Los humanos, muy especialmente los celtibéricos, creyentes, agnósticos o ateos, acostumbran a
invocar a Dios cuando se encuentran ante escenarios trascendentales. Es una
manera de amarrar convicciones profundas, lamentarse por desesperanzas sin
remedio, poner sobre la mesa intransigencias innegociables, defender verdades
que alguien pone en cuestión, gritar cuando te pillas un dedo con la cerradura
de una puerta o soltar presión de rabia cuando ya no se puede más con algo.
¡Que venga Dios y lo vea!, ¡Esto no hay Dios que lo
arregle!, ¡Por aquí no pasa ni Dios!, ¡Te lo juro por Dios!, ¡Dios como te
quiero! o ¡Me cago en Dios!, forman parte de una jerga que, sin ánimo ofensivo,
está en el vocabulario de todos como gran palabra multiuso, que tiene derivadas
de menor rango, como una que me contó mi padre sobre un tudelano de la huerta
de la Mejana que respondió a la caída de un gran pedrisco sobre su cosecha con
un sonoro “Me cago en los zapaticos del Niño Jesús”.
La fuerza del uso y el paso del tiempo han hecho que sean
pocos los que se escandalicen, aunque estén en desacuerdo con recurrir a Dios
con fines tan diversos. La verdad es que no sé si en el mundo del Islam y Buda
estas licencias pasarían desapercibidas, como con toda seguridad hace unos
siglos el Santo Oficio algo habría tenido que decir sobre el asunto.
He dejado, para dedicarle ahora unas líneas, aquello de “Eso
no se lo cree ni Dios” que utilizamos para decirle a quien habla con nosotros
que lo que dice es imposible, que no es verdad o simplemente que no ocurrirá.
Viajando en mi memoria he aterrizado en la dimensión de los
cambios que se han producido en el mundo que vivimos y, mucho más rápida y
ahora vertiginosamente, en nuestro entorno más cercano.

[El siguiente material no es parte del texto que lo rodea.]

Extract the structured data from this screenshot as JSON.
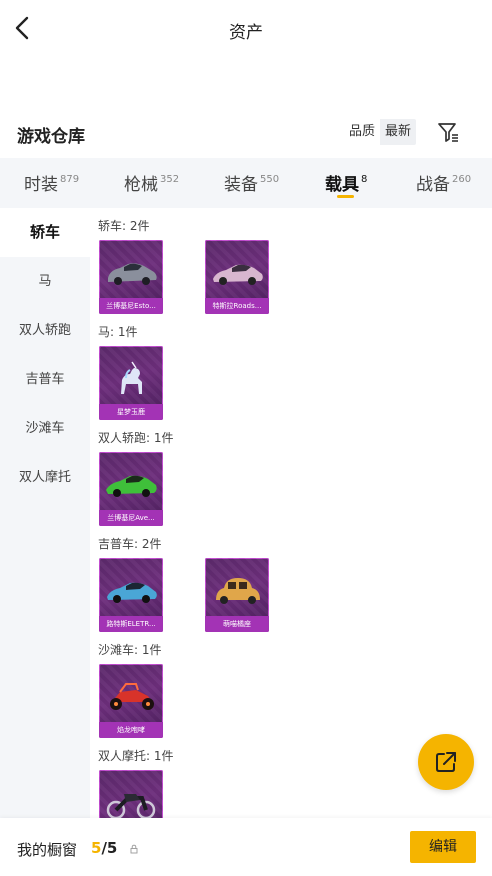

De chaval y adolescente pensaba que las cosas eran como eran
y que no iban a cambiar, era imposible. Poco tiempo después, un poco más
maduro, veía que las cosas iban cambiando y que no nos había pasado nada, pero
no cabía en mi cabeza que determinados asuntos pudieran dejar de ser
intocables.
Eran las verdades sobrentendidas, que sin embargo tenían
agazapados, tras sus espaldas, aquellos otros dogmas que tampoco se podían
tocar cuando estaban en primera línea y que venían a defender modelos o
“verdades” bien distintas, si no contrarias. Y ahora, todo esto lo vemos desde
el desbordamiento de los acontecimientos que, como ha venido ocurriendo desde
que nació la historia escrita, vivimos en España.
Creo –no se engañe el lector- que los de mi generación, la
del 52 y cercanías, tenemos la gran fortuna de haber asistido a momentos que
son tratados en los libros en capítulo aparte. Veníamos de los recuerdos de
sobremesa de la Guerra Civil –grandes obras “Las tres bodas de Manolita” de
Almudena Grandes y “Casi unas memorias” de Dionisio Ridruejo- nos sobresaltamos
cuando Carrero Blanco voló sobre el tejado de los Jesuitas de Claudio Coello en
Madrid, y vivimos acelerados, sin aliento, la transición que nos dieron
generosamente Suarez González, Roca, Herrero y Rodríguez de Miñón, Pérez Llorca,
Fraga…. Pensamos que todo se venía a pique cuando un teniente coronel
descerrajó su pistola contra la yesería del Congreso de los Diputados.
Tal vez por ello, resulta difícil ahora discutir que los
cambios son de gran envergadura. Las
elecciones al Parlamento europeo han provocado la caída de las caretas de las
cosas que parecían inamovibles; muy especialmente aquí en España; y que han roto los esquemas de "grandeur" en Francia y de la tradición política del Reino Unido.
En la antigua URSS, en los países de la Primavera Árabe, en las antiguas
colonias europeas en África, en la rica pero inquieta Brasil…
pocos se salvan
Todo está cambiando, tanto, que los inmovilismos, aquellos
que no mueven ficha, pueden perder la partida o lo que es peor, complicarla.